I could find two reviews for Invasion Force, both in February 1981. The Space Gamer calls it a good Star Trek game, but only worth it for those who don’t already own one, as the game becomes tiresome once mastered. The second review is surprisingly found in tabletop wargame specialist Moves and is more positive : “this is a fine game, one of the best of the genre, challenging, complex and amusing“.

7 Comments

  1. Dan Dan

    Excellent series of articles, really! Incidentally, are you sure you mean 256k (256 x 1024) memory? That seems like a lot for 1976. I think more likely it was 256 bytes, total.

    • Porkbelly Porkbelly

      Actually it really is 256K. Not available with the first Altairs in 1976 (typically 1K or 4K I think) but within a few years. Yes that is whopping for the 1970’s and would have cost a fortune. These were large boards. The S-100 design could handle 24-bit address bus so there were a number of vendors that produced 256K ram cards (Cromemco for example). There was a 64K card from Delta Products where, theoretically, it was possible to install up to 256 x 64K cards for 16 Megs of RAM.
      The standard became 16 bit address, 8 bit data. As Gates once said… who would ever need more than 64K of RAM?

      • So I checked Fire in the Valley again and Dan is right : it is 256 bytes.
        Quoting page 51 : “ All the bells and whistles, such as extra memory, the clock board, and the interface boards to allow the computer to be connected to a Teletype machine, would have to wait.

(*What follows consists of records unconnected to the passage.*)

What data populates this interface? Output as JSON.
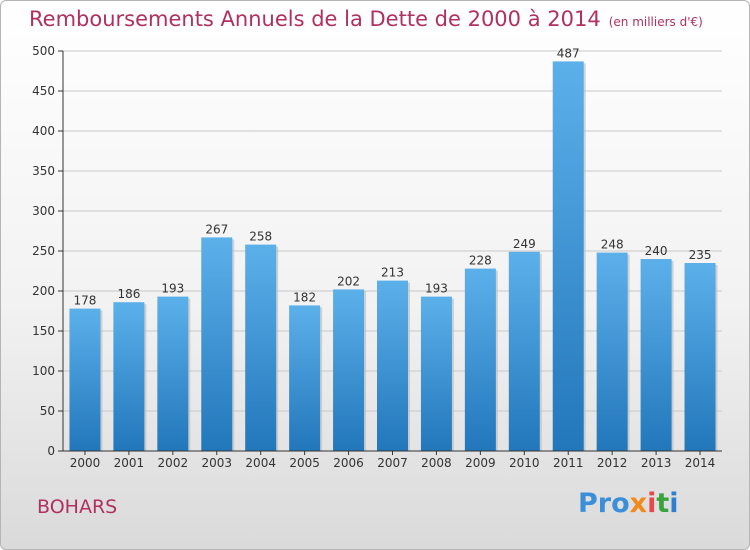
{
  "title": "Remboursements Annuels de la Dette de 2000 à 2014",
  "subtitle": "(en milliers d'€)",
  "place": "BOHARS",
  "logo": {
    "text": "Proxiti",
    "parts": [
      "Pro",
      "x",
      "i",
      "t",
      "i"
    ]
  },
  "colors": {
    "title": "#b03060",
    "bar_light": "#5cb0ea",
    "bar_dark": "#2277bb",
    "grid": "#c8c8c8",
    "axis": "#333333"
  },
  "chart_data": {
    "type": "bar",
    "title": "Remboursements Annuels de la Dette de 2000 à 2014",
    "xlabel": "",
    "ylabel": "",
    "ylim": [
      0,
      500
    ],
    "yticks": [
      0,
      50,
      100,
      150,
      200,
      250,
      300,
      350,
      400,
      450,
      500
    ],
    "categories": [
      "2000",
      "2001",
      "2002",
      "2003",
      "2004",
      "2005",
      "2006",
      "2007",
      "2008",
      "2009",
      "2010",
      "2011",
      "2012",
      "2013",
      "2014"
    ],
    "values": [
      178,
      186,
      193,
      267,
      258,
      182,
      202,
      213,
      193,
      228,
      249,
      487,
      248,
      240,
      235
    ],
    "grid": true
  }
}
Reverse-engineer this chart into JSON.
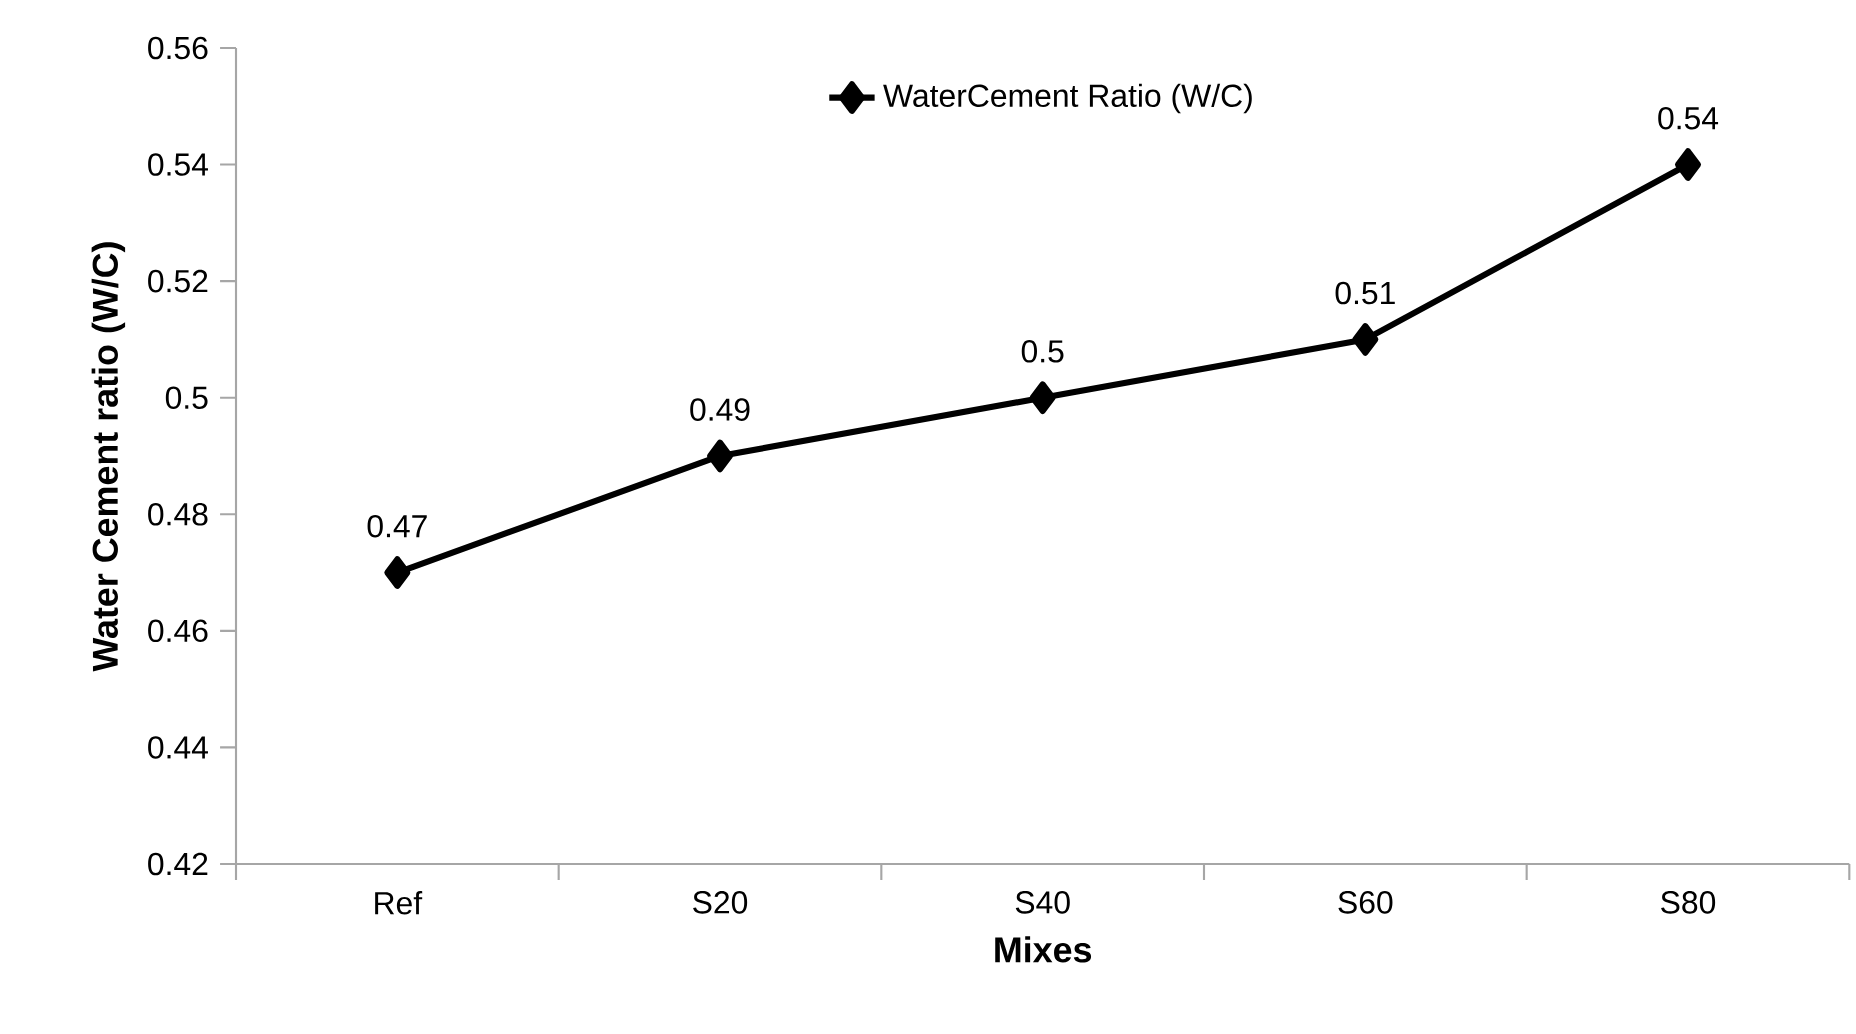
{
  "chart_data": {
    "type": "line",
    "xlabel": "Mixes",
    "ylabel": "Water Cement ratio (W/C)",
    "categories": [
      "Ref",
      "S20",
      "S40",
      "S60",
      "S80"
    ],
    "series": [
      {
        "name": "WaterCement Ratio (W/C)",
        "color": "#000000",
        "values": [
          0.47,
          0.49,
          0.5,
          0.51,
          0.54
        ]
      }
    ],
    "ylim": [
      0.42,
      0.56
    ],
    "yticks": [
      0.42,
      0.44,
      0.46,
      0.48,
      0.5,
      0.52,
      0.54,
      0.56
    ],
    "data_labels": true,
    "marker": "diamond",
    "legend": "top",
    "grid": false
  }
}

MITS would ship the box and CPU board with 256 bytes of memory, the front panel, and nothing else until the backlog was cleared. As delivered, the Altair was no more powerful and the Mark-8. Only its possibilities were greater”.

        Similarly, I was incorrect in the previous article, where I “naturally” replaced the 4K memory boards by 4M memory boards. Ad found in Popular Electronics, July 1975 issue below.

        View post on imgur.com

        Updating everywhere.

        • Porkbelly Porkbelly

          Well well, I’m sorry… right you were Dan! Wow, 256 bytes doesn’t give you much at all.
          Those big 256K boards really did come into production within a few years… not that most people could afford them. Technology sure does move fast.

          • Dan Dan

            That’s cool; I was wondering why anyone would be bummed at only having 256K in the late 70’s. Now, 256 bytes? Not sure what you could possibly do with that, although apparently you can make a song with radio interference! That guy was some kind of wizard…

  2. WhatHoSnorkers WhatHoSnorkers

    Great and fair review as always. Those mines seem like an awful idea, heavy damage fine, but not instant gameover!

  3. Porkbelly Porkbelly

    Really nice to read about Steve Dompier. When I was younger the story had always been that it was Bill Gates that got the Altair to play “Daisy”. In fact, Dompier had mentioned it in ‘Homebrew’ and Bill Gates repeated the story in the MITS magazine asking how that was even possible. The Altair did not have a built-in speaker.
    Radio interference was a big problem on early computers, but sure could be used in interesting ways. You just placed a transistor radio near the machine and messed about until you got something on it. FCC regulators stepped in to enforce proper RFI shielding, which put an end to Radio Shack’s bestseller, the TRS-80 Model I. Nowadays we can see something of the same effect with our mobile phones on occasion.